¿Qué es el delirium?

El delirium, también conocido como síndrome confusional agudo, es una alteración repentina del estado mental que afecta con frecuencia a las personas mayores, especialmente durante una hospitalización o cuando existe una enfermedad aguda.

Se caracteriza por cambios en la atención, la orientación y el nivel de conciencia, que aparecen en poco tiempo y pueden variar a lo largo del día.

Aunque puede confundirse con otras enfermedades como la demencia, el delirium suele aparecer de forma brusca y requiere una valoración médica rápida.

🚨 Señales de alerta

Algunos síntomas que pueden indicar la presencia de delirium son:

  • Desorientación en tiempo o lugar.
  • Dificultad para mantener la atención.
  • Cambios repentinos en el comportamiento.
  • Somnolencia excesiva o, por el contrario, agitación.
  • Alteraciones del sueño.
  • Confusión o dificultades para seguir una conversación.

La detección precoz es fundamental para identificar la causa y evitar posibles complicaciones.

¿Por qué aparece?

El delirium puede estar relacionado con diferentes factores, entre ellos:

  • Infecciones.
  • Deshidratación.
  • Cambios en la medicación.
  • Dolor no controlado.
  • Intervenciones quirúrgicas o ingresos hospitalarios.
  • Alteraciones metabólicas.

Las personas mayores son especialmente vulnerables debido a la presencia de enfermedades crónicas o situaciones de fragilidad.

🏥 La importancia de una atención especializada

Reconocer los síntomas a tiempo permite actuar de forma precoz y mejorar la recuperación del paciente.

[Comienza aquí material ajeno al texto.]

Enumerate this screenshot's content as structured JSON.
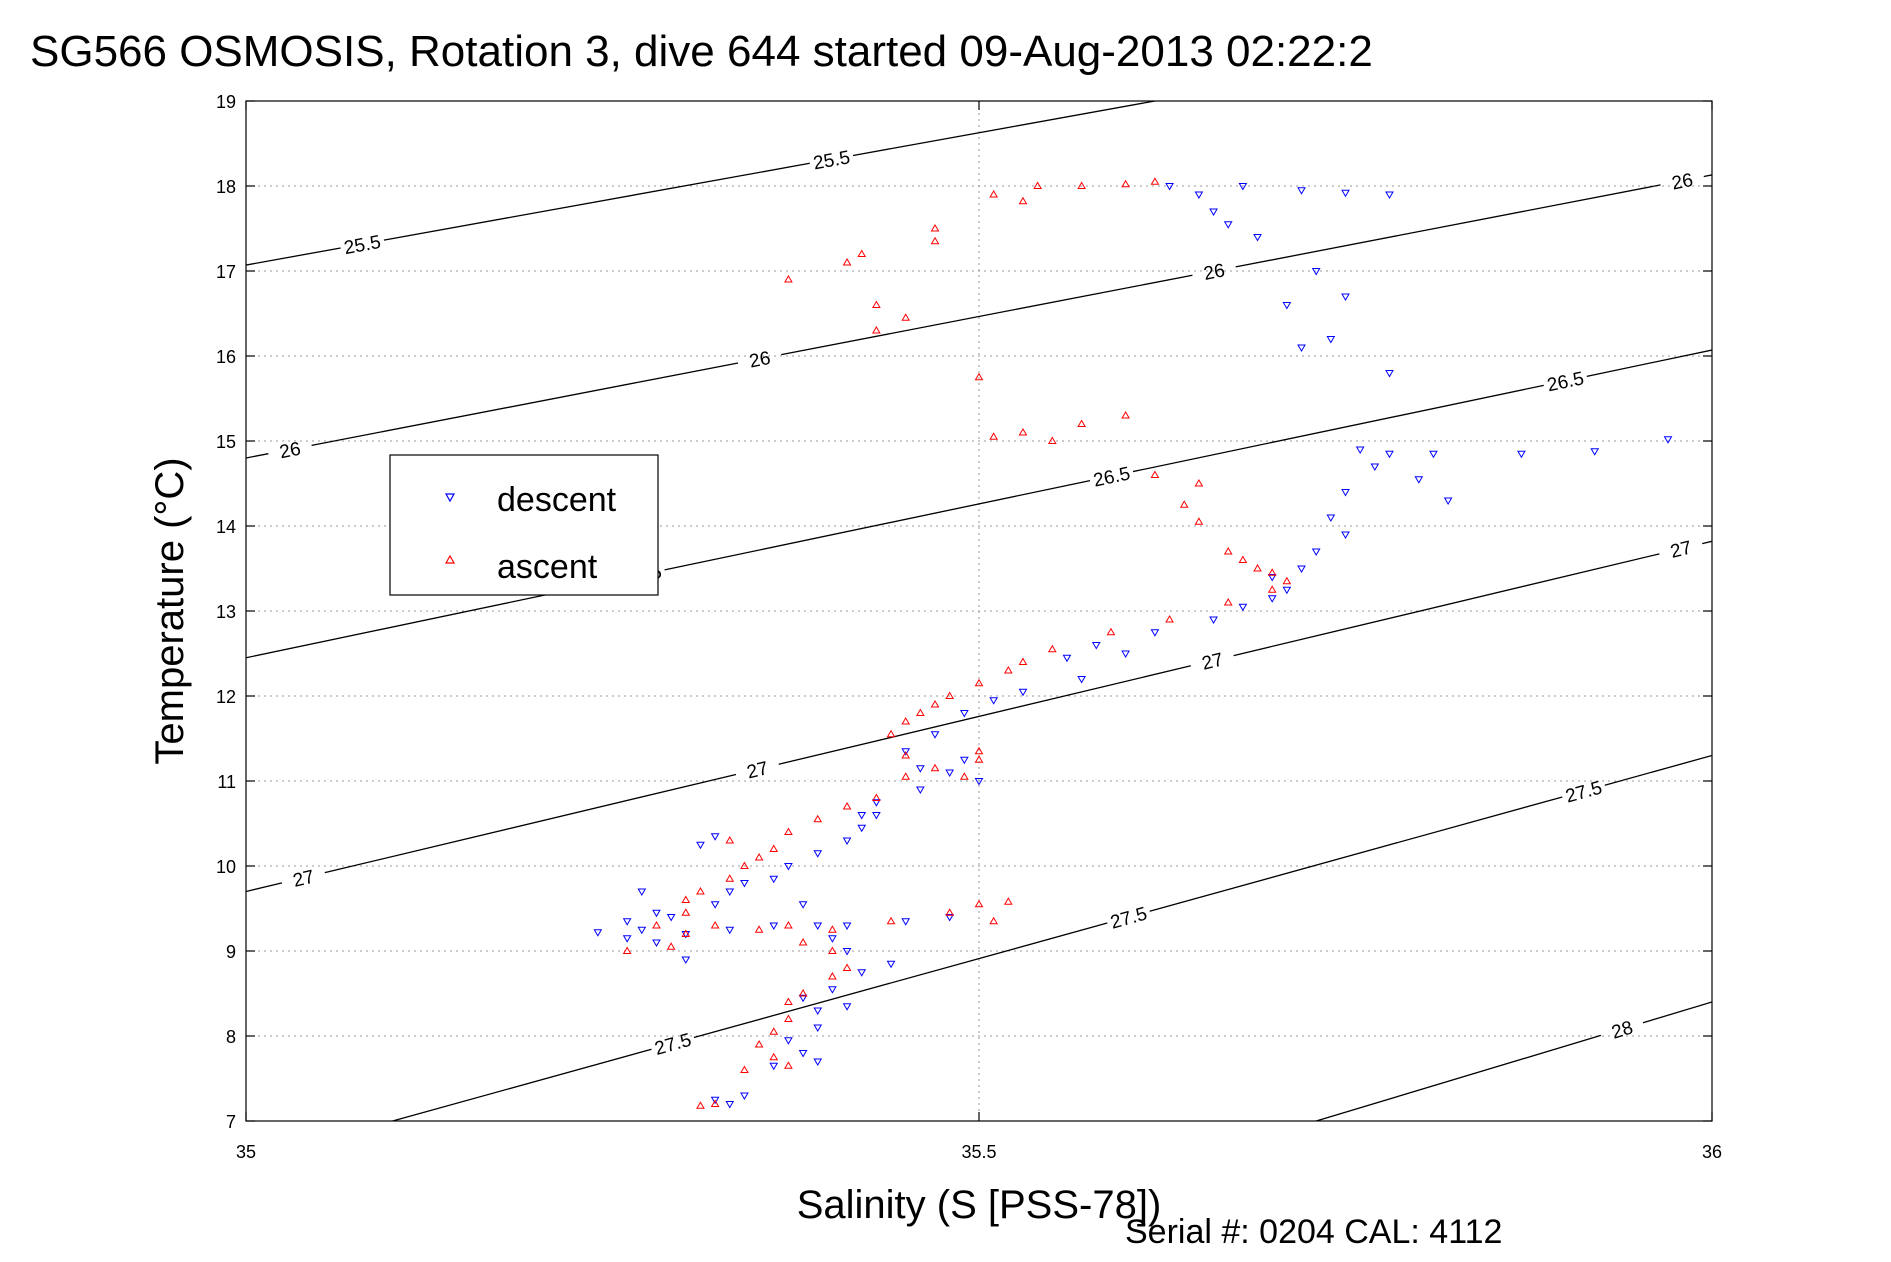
{
  "chart_data": {
    "type": "scatter",
    "title": "SG566 OSMOSIS, Rotation 3, dive 644 started 09-Aug-2013 02:22:2",
    "xlabel": "Salinity (S [PSS-78])",
    "ylabel": "Temperature (°C)",
    "xlim": [
      35,
      36
    ],
    "ylim": [
      7,
      19
    ],
    "xticks": [
      "35",
      "35.5",
      "36"
    ],
    "yticks": [
      "7",
      "8",
      "9",
      "10",
      "11",
      "12",
      "13",
      "14",
      "15",
      "16",
      "17",
      "18",
      "19"
    ],
    "grid": true,
    "legend_position": "upper-left",
    "density_contours": [
      {
        "level": 25.5,
        "label": "25.5",
        "points": [
          [
            35,
            17.07
          ],
          [
            35.62,
            19.0
          ]
        ],
        "label_positions": [
          [
            35.08,
            17.25
          ],
          [
            35.4,
            18.25
          ]
        ]
      },
      {
        "level": 26,
        "label": "26",
        "points": [
          [
            35,
            14.8
          ],
          [
            36,
            18.13
          ]
        ],
        "label_positions": [
          [
            35.03,
            14.9
          ],
          [
            35.35,
            16.0
          ],
          [
            35.66,
            17.03
          ],
          [
            35.98,
            18.03
          ]
        ]
      },
      {
        "level": 26.5,
        "label": "26.5",
        "points": [
          [
            35,
            12.45
          ],
          [
            36,
            16.07
          ]
        ],
        "label_positions": [
          [
            35.27,
            13.5
          ],
          [
            35.59,
            14.62
          ],
          [
            35.9,
            15.7
          ]
        ]
      },
      {
        "level": 27,
        "label": "27",
        "points": [
          [
            35,
            9.7
          ],
          [
            36,
            13.82
          ]
        ],
        "label_positions": [
          [
            35.04,
            9.8
          ],
          [
            35.35,
            11.05
          ],
          [
            35.66,
            12.35
          ],
          [
            35.98,
            13.64
          ]
        ]
      },
      {
        "level": 27.5,
        "label": "27.5",
        "points": [
          [
            35.1,
            7.0
          ],
          [
            36,
            11.3
          ]
        ],
        "label_positions": [
          [
            35.29,
            7.98
          ],
          [
            35.6,
            9.52
          ],
          [
            35.91,
            11.03
          ]
        ]
      },
      {
        "level": 28,
        "label": "28",
        "points": [
          [
            35.73,
            7.0
          ],
          [
            36,
            8.4
          ]
        ],
        "label_positions": [
          [
            35.94,
            8.0
          ]
        ]
      }
    ],
    "series": [
      {
        "name": "descent",
        "color": "#0000ff",
        "marker": "triangle-down",
        "points": [
          [
            35.63,
            18.0
          ],
          [
            35.65,
            17.9
          ],
          [
            35.66,
            17.7
          ],
          [
            35.67,
            17.55
          ],
          [
            35.69,
            17.4
          ],
          [
            35.68,
            18.0
          ],
          [
            35.72,
            17.95
          ],
          [
            35.75,
            17.92
          ],
          [
            35.78,
            17.9
          ],
          [
            35.73,
            17.0
          ],
          [
            35.75,
            16.7
          ],
          [
            35.71,
            16.6
          ],
          [
            35.72,
            16.1
          ],
          [
            35.74,
            16.2
          ],
          [
            35.78,
            15.8
          ],
          [
            35.76,
            14.9
          ],
          [
            35.78,
            14.85
          ],
          [
            35.81,
            14.85
          ],
          [
            35.87,
            14.85
          ],
          [
            35.92,
            14.88
          ],
          [
            35.97,
            15.02
          ],
          [
            35.77,
            14.7
          ],
          [
            35.8,
            14.55
          ],
          [
            35.82,
            14.3
          ],
          [
            35.75,
            14.4
          ],
          [
            35.74,
            14.1
          ],
          [
            35.75,
            13.9
          ],
          [
            35.73,
            13.7
          ],
          [
            35.72,
            13.5
          ],
          [
            35.7,
            13.4
          ],
          [
            35.71,
            13.25
          ],
          [
            35.7,
            13.15
          ],
          [
            35.68,
            13.05
          ],
          [
            35.66,
            12.9
          ],
          [
            35.62,
            12.75
          ],
          [
            35.58,
            12.6
          ],
          [
            35.56,
            12.45
          ],
          [
            35.6,
            12.5
          ],
          [
            35.57,
            12.2
          ],
          [
            35.53,
            12.05
          ],
          [
            35.51,
            11.95
          ],
          [
            35.49,
            11.8
          ],
          [
            35.47,
            11.55
          ],
          [
            35.45,
            11.35
          ],
          [
            35.46,
            11.15
          ],
          [
            35.48,
            11.1
          ],
          [
            35.49,
            11.25
          ],
          [
            35.5,
            11.0
          ],
          [
            35.46,
            10.9
          ],
          [
            35.43,
            10.6
          ],
          [
            35.42,
            10.45
          ],
          [
            35.41,
            10.3
          ],
          [
            35.39,
            10.15
          ],
          [
            35.37,
            10.0
          ],
          [
            35.36,
            9.85
          ],
          [
            35.34,
            9.8
          ],
          [
            35.33,
            9.7
          ],
          [
            35.32,
            9.55
          ],
          [
            35.29,
            9.4
          ],
          [
            35.27,
            9.25
          ],
          [
            35.26,
            9.15
          ],
          [
            35.28,
            9.1
          ],
          [
            35.3,
            9.2
          ],
          [
            35.33,
            9.25
          ],
          [
            35.36,
            9.3
          ],
          [
            35.39,
            9.3
          ],
          [
            35.41,
            9.3
          ],
          [
            35.45,
            9.35
          ],
          [
            35.48,
            9.4
          ],
          [
            35.4,
            9.15
          ],
          [
            35.41,
            9.0
          ],
          [
            35.44,
            8.85
          ],
          [
            35.42,
            8.75
          ],
          [
            35.4,
            8.55
          ],
          [
            35.38,
            8.45
          ],
          [
            35.39,
            8.3
          ],
          [
            35.41,
            8.35
          ],
          [
            35.39,
            8.1
          ],
          [
            35.37,
            7.95
          ],
          [
            35.38,
            7.8
          ],
          [
            35.39,
            7.7
          ],
          [
            35.36,
            7.65
          ],
          [
            35.32,
            7.25
          ],
          [
            35.33,
            7.2
          ],
          [
            35.34,
            7.3
          ],
          [
            35.3,
            8.9
          ],
          [
            35.27,
            9.7
          ],
          [
            35.38,
            9.55
          ],
          [
            35.42,
            10.6
          ],
          [
            35.43,
            10.75
          ],
          [
            35.31,
            10.25
          ],
          [
            35.32,
            10.35
          ],
          [
            35.28,
            9.45
          ],
          [
            35.26,
            9.35
          ],
          [
            35.24,
            9.22
          ]
        ]
      },
      {
        "name": "ascent",
        "color": "#ff0000",
        "marker": "triangle-up",
        "points": [
          [
            35.62,
            18.05
          ],
          [
            35.6,
            18.02
          ],
          [
            35.57,
            18.0
          ],
          [
            35.54,
            18.0
          ],
          [
            35.51,
            17.9
          ],
          [
            35.53,
            17.82
          ],
          [
            35.47,
            17.5
          ],
          [
            35.47,
            17.35
          ],
          [
            35.42,
            17.2
          ],
          [
            35.41,
            17.1
          ],
          [
            35.37,
            16.9
          ],
          [
            35.43,
            16.6
          ],
          [
            35.45,
            16.45
          ],
          [
            35.43,
            16.3
          ],
          [
            35.5,
            15.75
          ],
          [
            35.51,
            15.05
          ],
          [
            35.53,
            15.1
          ],
          [
            35.55,
            15.0
          ],
          [
            35.57,
            15.2
          ],
          [
            35.6,
            15.3
          ],
          [
            35.62,
            14.6
          ],
          [
            35.65,
            14.5
          ],
          [
            35.64,
            14.25
          ],
          [
            35.65,
            14.05
          ],
          [
            35.67,
            13.7
          ],
          [
            35.68,
            13.6
          ],
          [
            35.69,
            13.5
          ],
          [
            35.7,
            13.45
          ],
          [
            35.71,
            13.35
          ],
          [
            35.7,
            13.25
          ],
          [
            35.67,
            13.1
          ],
          [
            35.63,
            12.9
          ],
          [
            35.59,
            12.75
          ],
          [
            35.55,
            12.55
          ],
          [
            35.53,
            12.4
          ],
          [
            35.52,
            12.3
          ],
          [
            35.5,
            12.15
          ],
          [
            35.48,
            12.0
          ],
          [
            35.47,
            11.9
          ],
          [
            35.46,
            11.8
          ],
          [
            35.45,
            11.7
          ],
          [
            35.44,
            11.55
          ],
          [
            35.45,
            11.3
          ],
          [
            35.47,
            11.15
          ],
          [
            35.49,
            11.05
          ],
          [
            35.5,
            11.25
          ],
          [
            35.5,
            11.35
          ],
          [
            35.45,
            11.05
          ],
          [
            35.43,
            10.8
          ],
          [
            35.41,
            10.7
          ],
          [
            35.39,
            10.55
          ],
          [
            35.37,
            10.4
          ],
          [
            35.36,
            10.2
          ],
          [
            35.34,
            10.0
          ],
          [
            35.33,
            9.85
          ],
          [
            35.31,
            9.7
          ],
          [
            35.3,
            9.6
          ],
          [
            35.3,
            9.45
          ],
          [
            35.32,
            9.3
          ],
          [
            35.35,
            9.25
          ],
          [
            35.37,
            9.3
          ],
          [
            35.4,
            9.25
          ],
          [
            35.44,
            9.35
          ],
          [
            35.48,
            9.45
          ],
          [
            35.5,
            9.55
          ],
          [
            35.52,
            9.58
          ],
          [
            35.51,
            9.35
          ],
          [
            35.29,
            9.05
          ],
          [
            35.3,
            9.2
          ],
          [
            35.4,
            9.0
          ],
          [
            35.41,
            8.8
          ],
          [
            35.4,
            8.7
          ],
          [
            35.38,
            8.5
          ],
          [
            35.37,
            8.4
          ],
          [
            35.37,
            8.2
          ],
          [
            35.36,
            8.05
          ],
          [
            35.35,
            7.9
          ],
          [
            35.36,
            7.75
          ],
          [
            35.37,
            7.65
          ],
          [
            35.34,
            7.6
          ],
          [
            35.32,
            7.2
          ],
          [
            35.31,
            7.18
          ],
          [
            35.28,
            9.3
          ],
          [
            35.26,
            9.0
          ],
          [
            35.38,
            9.1
          ],
          [
            35.33,
            10.3
          ],
          [
            35.35,
            10.1
          ]
        ]
      }
    ],
    "annotation": "Serial #: 0204  CAL: 4112"
  },
  "colors": {
    "grid": "#9a9a9a",
    "axis": "#000000",
    "contour": "#000000",
    "descent": "#0000ff",
    "ascent": "#ff0000"
  }
}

Además del tratamiento de la causa que lo provoca, resulta fundamental ofrecer un entorno tranquilo, favorecer la orientación y mantener una comunicación cercana con la persona afectada y su familia.

En la Clínica Sant Antoni, trabajamos para detectar y abordar estas situaciones de forma integral, garantizando una atención centrada en el paciente y en su bienestar.

El delirium en personas mayores es una condición frecuente pero, en muchas ocasiones, poco conocida. Saber identificar sus señales de alerta y consultar con profesionales sanitarios ante cualquier cambio repentino en el estado mental puede marcar una diferencia importante en la evolución y recuperación de la persona.